🤖 AI Summary
This work addresses the challenge of manually crafting Java library fuzzing drivers, which is time-consuming and requires deep understanding of API semantics. To overcome this, the authors propose an automated driver generation approach based on multi-agent collaboration. The method employs five large language model agents built upon the ReAct framework, working in concert to perform API exploration, driver synthesis, compilation repair, coverage analysis, and optimization. It introduces a method-level target coverage mechanism and an agent-guided termination strategy to precisely focus on critical behaviors. This is the first application of a multi-agent architecture to Java fuzz driver generation, integrating call graph analysis with dynamic fuzzing. Evaluated on six widely used Java libraries, the approach improves coverage over the OSS-Fuzz baseline by 26% on average—outperforming Jazzer AutoFuzz by 5%—at a cost of approximately $3.20 and 10 minutes per driver, and discovers three previously unknown vulnerabilities within 12 hours.
📝 Abstract
Coverage-guided fuzzing has proven effective for software testing, but targeting library code requires specialized fuzz harnesses that translate fuzzer-generated inputs into valid API invocations. Manual harness creation is time-consuming and requires deep understanding of API semantics, initialization sequences, and exception handling contracts. We present a multi-agent architecture that automates fuzz harness generation for Java libraries through specialized LLM-powered agents. Five ReAct agents decompose the workflow into research, synthesis, compilation repair, coverage analysis, and refinement. Rather than preprocessing entire codebases, agents query documentation, source code, and callgraph information on demand through the Model Context Protocol, maintaining focused context while exploring complex dependencies. To enable effective refinement, we introduce method-targeted coverage that tracks coverage only during target method execution to isolate target behavior, and agent-guided termination that examines uncovered source code to distinguish productive refinement opportunities from diminishing returns.

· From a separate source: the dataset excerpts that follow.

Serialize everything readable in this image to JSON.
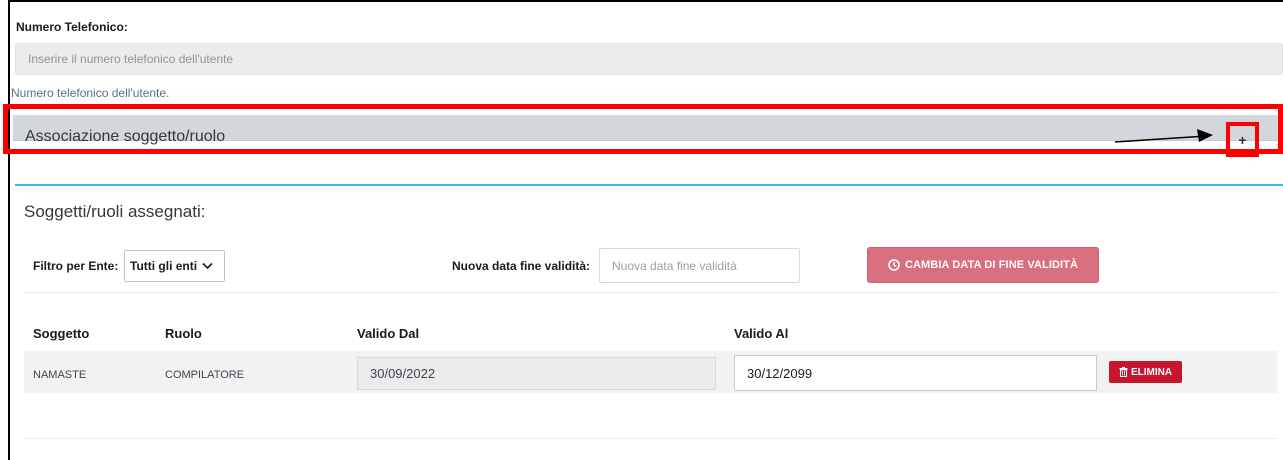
{
  "phone": {
    "label": "Numero Telefonico:",
    "placeholder": "Inserire il numero telefonico dell'utente",
    "help": "Numero telefonico dell'utente."
  },
  "association": {
    "title": "Associazione soggetto/ruolo",
    "expand_icon": "+"
  },
  "assigned": {
    "title": "Soggetti/ruoli assegnati:",
    "filter_label": "Filtro per Ente:",
    "filter_value": "Tutti gli enti",
    "new_date_label": "Nuova data fine validità:",
    "new_date_placeholder": "Nuova data fine validità",
    "change_button": "CAMBIA DATA DI FINE VALIDITÀ",
    "columns": [
      "Soggetto",
      "Ruolo",
      "Valido Dal",
      "Valido Al"
    ],
    "rows": [
      {
        "subject": "NAMASTE",
        "role": "COMPILATORE",
        "valid_from": "30/09/2022",
        "valid_to": "30/12/2099",
        "delete_label": "ELIMINA"
      }
    ]
  },
  "colors": {
    "highlight": "#ff0000",
    "accent_line": "#3fb5e8",
    "change_button": "#d9707f",
    "delete_button": "#c9142e"
  }
}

We evaluated our approach on seven target methods from six widely-deployed Java libraries totaling 115,000+ Maven dependents. Our generated harnesses achieve a median 26\% improvement over OSS-Fuzz baselines and outperform Jazzer AutoFuzz by 5\% in package-scope coverage. Generation costs average \$3.20 and 10 minutes per harness, making the approach practical for continuous fuzzing workflows. During a 12-hour fuzzing campaign, our generated harnesses discovered 3 bugs in projects that are already integrated into OSS-Fuzz, demonstrating the effectiveness of the generated harnesses.